Berita Holopis JAKARTA – Pengusaha mengaku was-was dengan rencana pemerintah menaikkan tarif Pajak Pertambahan Nilai (PPN) dari 11 persen menjadi 12 persen pada tahun 2025.

Ketua Umum Himpunan Peritel & Penyewa Pusat Perbelanjaan Indonesia (HIPPINDO), Budihardjo Iduansjah menyebut, meskipun kenaikan PPN tersebut baru sebatas rencana, namun dampaknya sudah terasa bagi pihaknya.

Sebab alih-alih masyarakat berbondong-bondong membeli barang sebelum PPN naik, masyarakat justru menyerukan stop membeli barang sebagai bentuk protes kepada pemerintah atas kenaikan tarif PPN.

“Bukan borong, ya malah memboikot, udah nggak usah beli barang, bayar PPN,” kata Budi dalam keterangannya yang dikutip Holopis.com, Selasa (19/11).

Menurutnya, hal tersebut akan berdampak buruk pada perekonomian. Sebab angka konsumsi masyarakat yang selama ini mendongkrak pertumbuhan ekonomi nasional, justru akan menurun.

“Nah, sebenarnya itu kan nggak baik, karena konsumsi itu kan harus semua orang belanja, semua orang mau spend money, kalau semua orang saving, nggak bergerak ekonominya,” terangnya.

Untuk itu, pihaknya di sektor ritel mendorong pemerintah untuk menunda kenaikan tarif PPN sampai kondisi perekonomian nasional cukup siap dalam menghadapi efek domino dari kenaikan tarif pajak tersebut.

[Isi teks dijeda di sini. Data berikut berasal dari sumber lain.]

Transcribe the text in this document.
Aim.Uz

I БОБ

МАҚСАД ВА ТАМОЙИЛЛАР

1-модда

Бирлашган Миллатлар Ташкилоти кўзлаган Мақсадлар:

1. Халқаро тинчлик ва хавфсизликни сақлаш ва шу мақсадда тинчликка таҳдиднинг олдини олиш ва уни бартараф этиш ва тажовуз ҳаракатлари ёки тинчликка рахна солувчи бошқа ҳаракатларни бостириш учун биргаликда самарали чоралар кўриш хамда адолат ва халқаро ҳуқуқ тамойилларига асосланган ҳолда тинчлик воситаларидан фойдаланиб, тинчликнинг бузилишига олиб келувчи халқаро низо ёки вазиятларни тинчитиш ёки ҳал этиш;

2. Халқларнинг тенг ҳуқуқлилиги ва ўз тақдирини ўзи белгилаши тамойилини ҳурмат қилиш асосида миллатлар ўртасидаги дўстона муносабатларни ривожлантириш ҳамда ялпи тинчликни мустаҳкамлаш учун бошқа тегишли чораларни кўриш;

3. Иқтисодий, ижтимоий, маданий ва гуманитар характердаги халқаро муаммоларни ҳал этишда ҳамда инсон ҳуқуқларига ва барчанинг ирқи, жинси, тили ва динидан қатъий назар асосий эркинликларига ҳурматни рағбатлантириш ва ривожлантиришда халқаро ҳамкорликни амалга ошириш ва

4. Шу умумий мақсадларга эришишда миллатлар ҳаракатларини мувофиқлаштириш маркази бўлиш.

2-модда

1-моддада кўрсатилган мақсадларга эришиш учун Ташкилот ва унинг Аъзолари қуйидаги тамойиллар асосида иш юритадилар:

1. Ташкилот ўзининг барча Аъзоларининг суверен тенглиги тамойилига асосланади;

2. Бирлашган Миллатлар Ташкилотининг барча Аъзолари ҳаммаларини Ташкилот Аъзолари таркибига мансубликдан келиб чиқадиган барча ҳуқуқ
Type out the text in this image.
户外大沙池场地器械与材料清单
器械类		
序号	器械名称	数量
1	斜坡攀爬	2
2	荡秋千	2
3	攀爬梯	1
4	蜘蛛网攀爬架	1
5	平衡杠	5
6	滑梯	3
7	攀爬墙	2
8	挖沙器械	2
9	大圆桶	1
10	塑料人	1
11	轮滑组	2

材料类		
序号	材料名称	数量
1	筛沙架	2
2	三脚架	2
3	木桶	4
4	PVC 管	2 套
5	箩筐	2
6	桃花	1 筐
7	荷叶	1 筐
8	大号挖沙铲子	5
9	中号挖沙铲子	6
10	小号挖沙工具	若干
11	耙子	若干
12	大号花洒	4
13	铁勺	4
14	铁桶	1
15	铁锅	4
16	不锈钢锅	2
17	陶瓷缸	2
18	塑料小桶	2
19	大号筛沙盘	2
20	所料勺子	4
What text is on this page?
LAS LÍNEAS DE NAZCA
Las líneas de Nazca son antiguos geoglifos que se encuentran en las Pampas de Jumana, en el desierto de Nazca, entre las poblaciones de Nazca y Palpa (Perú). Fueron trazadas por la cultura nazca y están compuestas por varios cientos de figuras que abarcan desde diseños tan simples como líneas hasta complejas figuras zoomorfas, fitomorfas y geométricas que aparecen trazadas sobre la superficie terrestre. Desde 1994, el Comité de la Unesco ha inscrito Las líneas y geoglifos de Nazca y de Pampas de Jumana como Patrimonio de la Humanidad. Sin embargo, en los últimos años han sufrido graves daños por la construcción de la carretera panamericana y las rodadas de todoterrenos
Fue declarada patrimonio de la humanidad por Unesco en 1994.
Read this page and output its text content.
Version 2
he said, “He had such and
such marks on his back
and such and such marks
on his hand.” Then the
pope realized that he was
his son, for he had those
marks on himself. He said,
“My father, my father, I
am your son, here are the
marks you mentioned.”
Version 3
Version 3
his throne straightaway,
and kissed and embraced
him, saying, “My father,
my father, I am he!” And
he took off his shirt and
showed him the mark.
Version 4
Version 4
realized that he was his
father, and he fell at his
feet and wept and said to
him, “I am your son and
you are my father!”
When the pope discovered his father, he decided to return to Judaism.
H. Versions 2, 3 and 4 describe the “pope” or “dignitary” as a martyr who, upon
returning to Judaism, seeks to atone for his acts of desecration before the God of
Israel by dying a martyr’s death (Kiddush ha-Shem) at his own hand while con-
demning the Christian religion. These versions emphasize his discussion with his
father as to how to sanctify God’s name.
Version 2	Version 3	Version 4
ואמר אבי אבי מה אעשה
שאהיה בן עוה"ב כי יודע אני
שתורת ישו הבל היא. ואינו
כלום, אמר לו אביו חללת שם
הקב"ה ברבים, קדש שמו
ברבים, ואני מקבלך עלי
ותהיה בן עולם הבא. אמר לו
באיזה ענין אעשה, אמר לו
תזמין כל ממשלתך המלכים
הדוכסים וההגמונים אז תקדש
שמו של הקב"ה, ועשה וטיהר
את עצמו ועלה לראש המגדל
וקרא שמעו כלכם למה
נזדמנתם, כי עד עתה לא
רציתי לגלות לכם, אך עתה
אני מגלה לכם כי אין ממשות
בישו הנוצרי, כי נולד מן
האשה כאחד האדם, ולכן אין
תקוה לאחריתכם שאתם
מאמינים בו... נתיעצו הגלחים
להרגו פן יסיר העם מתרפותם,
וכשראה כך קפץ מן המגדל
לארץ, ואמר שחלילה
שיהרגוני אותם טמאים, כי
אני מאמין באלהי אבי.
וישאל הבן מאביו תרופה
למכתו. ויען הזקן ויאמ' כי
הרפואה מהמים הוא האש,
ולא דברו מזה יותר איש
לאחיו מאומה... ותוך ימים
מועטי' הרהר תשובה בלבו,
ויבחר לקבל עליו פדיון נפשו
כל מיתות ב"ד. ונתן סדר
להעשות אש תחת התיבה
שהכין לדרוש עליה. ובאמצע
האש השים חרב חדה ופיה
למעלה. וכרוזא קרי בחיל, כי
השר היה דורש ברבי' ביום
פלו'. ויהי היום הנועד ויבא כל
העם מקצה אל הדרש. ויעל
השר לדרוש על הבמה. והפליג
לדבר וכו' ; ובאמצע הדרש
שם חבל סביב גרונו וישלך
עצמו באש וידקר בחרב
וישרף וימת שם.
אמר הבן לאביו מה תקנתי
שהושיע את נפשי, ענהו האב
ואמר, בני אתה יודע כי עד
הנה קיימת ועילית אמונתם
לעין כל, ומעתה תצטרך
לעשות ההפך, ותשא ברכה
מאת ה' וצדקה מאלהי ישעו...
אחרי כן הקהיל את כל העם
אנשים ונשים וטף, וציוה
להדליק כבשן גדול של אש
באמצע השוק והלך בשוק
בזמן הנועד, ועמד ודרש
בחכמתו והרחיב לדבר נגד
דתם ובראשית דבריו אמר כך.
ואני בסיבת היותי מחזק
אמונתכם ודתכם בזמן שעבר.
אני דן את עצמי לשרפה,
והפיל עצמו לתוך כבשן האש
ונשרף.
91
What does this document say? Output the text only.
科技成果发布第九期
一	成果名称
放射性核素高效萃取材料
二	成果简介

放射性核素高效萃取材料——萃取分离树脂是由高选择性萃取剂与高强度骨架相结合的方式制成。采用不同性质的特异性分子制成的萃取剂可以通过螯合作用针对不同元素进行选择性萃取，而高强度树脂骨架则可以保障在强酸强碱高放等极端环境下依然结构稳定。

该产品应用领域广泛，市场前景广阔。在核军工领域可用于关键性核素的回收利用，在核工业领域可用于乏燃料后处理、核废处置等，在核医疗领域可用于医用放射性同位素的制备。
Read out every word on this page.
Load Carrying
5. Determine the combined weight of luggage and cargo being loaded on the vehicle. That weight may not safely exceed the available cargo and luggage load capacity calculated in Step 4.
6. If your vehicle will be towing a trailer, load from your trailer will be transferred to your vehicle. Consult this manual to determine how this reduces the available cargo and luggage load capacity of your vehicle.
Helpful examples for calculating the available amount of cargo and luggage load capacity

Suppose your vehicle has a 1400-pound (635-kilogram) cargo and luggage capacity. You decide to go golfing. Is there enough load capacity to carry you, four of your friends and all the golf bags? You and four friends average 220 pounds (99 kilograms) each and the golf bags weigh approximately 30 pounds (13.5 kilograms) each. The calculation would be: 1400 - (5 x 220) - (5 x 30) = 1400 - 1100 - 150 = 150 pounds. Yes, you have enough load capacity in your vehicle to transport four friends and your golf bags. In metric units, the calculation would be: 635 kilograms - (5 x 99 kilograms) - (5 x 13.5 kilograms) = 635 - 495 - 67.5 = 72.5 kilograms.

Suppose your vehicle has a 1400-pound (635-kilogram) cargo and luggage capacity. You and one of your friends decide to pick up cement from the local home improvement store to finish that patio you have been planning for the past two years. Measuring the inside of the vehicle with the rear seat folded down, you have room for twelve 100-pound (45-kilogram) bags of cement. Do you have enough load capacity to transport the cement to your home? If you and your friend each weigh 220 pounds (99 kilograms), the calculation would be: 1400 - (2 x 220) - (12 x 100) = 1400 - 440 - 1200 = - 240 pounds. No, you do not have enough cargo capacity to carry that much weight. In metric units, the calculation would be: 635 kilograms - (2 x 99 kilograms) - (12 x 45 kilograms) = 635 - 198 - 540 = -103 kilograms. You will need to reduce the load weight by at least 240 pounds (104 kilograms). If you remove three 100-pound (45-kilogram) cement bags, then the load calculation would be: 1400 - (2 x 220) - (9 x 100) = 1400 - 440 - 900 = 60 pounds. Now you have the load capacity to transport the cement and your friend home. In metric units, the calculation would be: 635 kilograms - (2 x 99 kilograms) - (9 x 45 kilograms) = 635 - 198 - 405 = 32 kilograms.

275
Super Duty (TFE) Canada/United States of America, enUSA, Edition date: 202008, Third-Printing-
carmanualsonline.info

“Ditunda (Kenaikan PPN 12 persen). Timing-nya nggak tepat. Ya setahun-setahun aja (ditundanya) lihat lah. Siapa tahu nanti tahun depan bagus banget. Kalau lagi bagus, gapapa,” ungkapnya.

Pun terkait kebijakan kenaikan PPN yang merupakan amanat Undang-Undang Harmonisasi Peraturan Perpajakan (UU HPP), Budi menyebut seharusnya ada mekanisme reviu terkait dengan kondisi perekonomian.

“Tapi kan di undang-undang itu bisa turun juga. Kalau nggak salah, boleh di-review turun atau naik. Ini nggak tahu kenapa naik mulu,” tandasnya.